Infinite renders are not magic bugs — they are deterministic feedback loops. Once you understand why a render retriggers itself, they become easy to reproduce, debug, and prevent.
This post walks through a step‑by‑step mental model to stop the “Maximum update depth reached“ errors for good.
What an Infinite Render Loop Really Is
At its core, an infinite render loop looks like this:
Component renders
Some reactive logic runs (effect, watcher, computed, subscription)
That logic updates the state
State update causes a re-render
Repeat forever
The key insight:
Renders don’t loop by accident — they loop because state changes on every render.
The Fastest Way to Reproduce the Bug
When debugging, your first goal is reproduction.
Minimal reproduction checklist
Comment out everything except one state value and one reactive hook (effect/watcher). Then add a log in both render and state update.
Example:
function Component() {
console.log('render');
const [count, setCount] = useState(0);
useEffect(() => {
console.log('effect');
setCount(count + 1);
}, [count]);
}
If you see:
render → effect → render → effect → ...
You’ve confirmed the loop.
The #1 Root Cause: Unstable References
Most infinite loops come from reference instability, not logic errors.
Identity vs Equality
{} !== {}
[] !== []
() => {} !== () => {}
Even if values look equal, their identity changes on every render.

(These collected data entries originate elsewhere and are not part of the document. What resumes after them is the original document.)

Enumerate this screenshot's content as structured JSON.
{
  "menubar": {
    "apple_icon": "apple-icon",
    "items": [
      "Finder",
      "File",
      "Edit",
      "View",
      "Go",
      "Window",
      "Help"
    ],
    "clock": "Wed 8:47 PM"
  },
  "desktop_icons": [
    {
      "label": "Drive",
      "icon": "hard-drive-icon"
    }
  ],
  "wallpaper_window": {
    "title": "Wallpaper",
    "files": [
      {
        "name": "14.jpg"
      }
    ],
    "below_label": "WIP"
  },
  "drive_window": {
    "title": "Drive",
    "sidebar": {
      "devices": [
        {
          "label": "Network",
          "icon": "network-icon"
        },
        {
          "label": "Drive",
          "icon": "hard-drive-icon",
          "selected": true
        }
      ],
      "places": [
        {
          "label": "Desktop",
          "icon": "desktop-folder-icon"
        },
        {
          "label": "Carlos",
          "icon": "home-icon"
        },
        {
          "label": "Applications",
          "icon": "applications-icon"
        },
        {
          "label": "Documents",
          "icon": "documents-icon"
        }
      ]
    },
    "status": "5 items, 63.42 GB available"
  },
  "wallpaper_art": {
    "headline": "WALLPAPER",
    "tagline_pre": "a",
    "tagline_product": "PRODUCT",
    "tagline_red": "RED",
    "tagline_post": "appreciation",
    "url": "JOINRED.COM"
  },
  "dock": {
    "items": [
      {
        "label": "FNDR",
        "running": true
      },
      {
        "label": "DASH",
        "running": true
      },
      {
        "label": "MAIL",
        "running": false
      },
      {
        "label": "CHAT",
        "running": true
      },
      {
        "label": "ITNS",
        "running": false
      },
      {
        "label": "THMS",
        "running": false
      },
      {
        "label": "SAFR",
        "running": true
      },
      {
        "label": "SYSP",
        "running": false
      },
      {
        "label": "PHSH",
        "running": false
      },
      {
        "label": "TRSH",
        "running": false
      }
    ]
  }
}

Example: Object in dependencies
function Component({ userId }) {
const filters = { active: true, userId };
useEffect(() => {
fetchData(filters);
}, [filters]); // ❌ new object every render
}
This results in the effect that runs forever.
Stabilizing References with Memoization
Fix with memoization
const filters = useMemo(() => ({
active: true,
userId
}), [userId]);
Now, it has the same reference, but the effect runs only when userId changes. A rule of thumb is that if a variable goes into the dependency array, it must be referentially stable.
Choosing Correct Dependencies (Not Fewer)
A common anti-pattern:
useEffect(() => {
if (status === 'loaded') return;
setStatus('loaded');
}, [status]);
This effect updates its own dependency once, then converges to a stable state instead of looping forever.
Linting That Actually Helps
Linting is one of the cheapest ways to prevent infinite render loops before they reach runtime — especially in React and Next.js apps.
By specifying the correct React Hooks Rules, you can catch the most common causes of render loops. BY using correct linting rules, you can enable rules in your editor. For example:
react-hooks/rules-of-hooksreact-hooks/exhaustive-deps
This forces correct dependency lists, exposes unstable references early, and prevents stale closures disguised as "fixes".
But still, the warnings about missing dependencies are not always true. It makes sense to treat them as design bugs, not suggestions.
Debugging with why-did-you-render + LLMs
Although we are talking about this step at the very last, if time is crucial to you, then this could be the first resort.
Sometimes you know a component is re-rendering too much, but you don’t know what changed. Multiple states or effects might be responsible for an infinite render loop.
This is where why-did-you-render becomes extremely powerful — especially when paired with an LLM.
What why-did-you-render does
why-did-you-render monkey-patches React in development and logs exact reasons for re-renders:
Which props changed
Whether the change was by identity or value
Which hooks triggered the update
Instead of guessing, you get concrete evidence.
Basic setup
[why-did-you-render]
MyComponent re-rendered because of props changes:
props.filters changed
prev: { active: true, userId: 1 }
next: { active: true, userId: 1 }
reason: props.filters !== prev.props.filters
This immediately tells you:
The values are equal, but the reference is not
Memoization is missing
Feeding logs to an LLM (Copilot / ChatGPT)
Here’s where debugging gets much faster.
You can save the console logs as a .log file and feed them to the LLM agent along with the code context that you feel might be the reason for the infinite rendering. You can use the following prompt:
"I have attached the console logs from why-did-you-render along with the code in which the infinite loop is happening. Can you find what is causing this behaviour and how do I stabilize it?"
Because the logs already encode identity vs equality, the LLM can:
Identify unstable objects/functions
Suggest correct
useMemo/useCallbackplacementDetect unnecessary props drilling
Recommend architectural fixes (lifting state, memo boundaries)
This removes the guesswork that usually slows humans down.
Why this works so well with LLMs
LLMs struggle with implicit runtime behavior.
why-did-you-render turns runtime behavior into explicit text.
Once behavior is textual:
Debugging becomes a reasoning problem — which LLMs are good at.
Used together, they form a tight loop:
Reproduce the render issue
Capture
why-did-you-renderlogsPaste logs + code into an LLM
Apply fix
Verify render stability
Final Thought
Infinite render loops are not a framework flaw — they are a signal.
They tell you that:
Data flow is unstable
Identity is misunderstood
Or side effects are misplaced
Once you respect reference stability and dependency correctness, infinite loops disappear — permanently.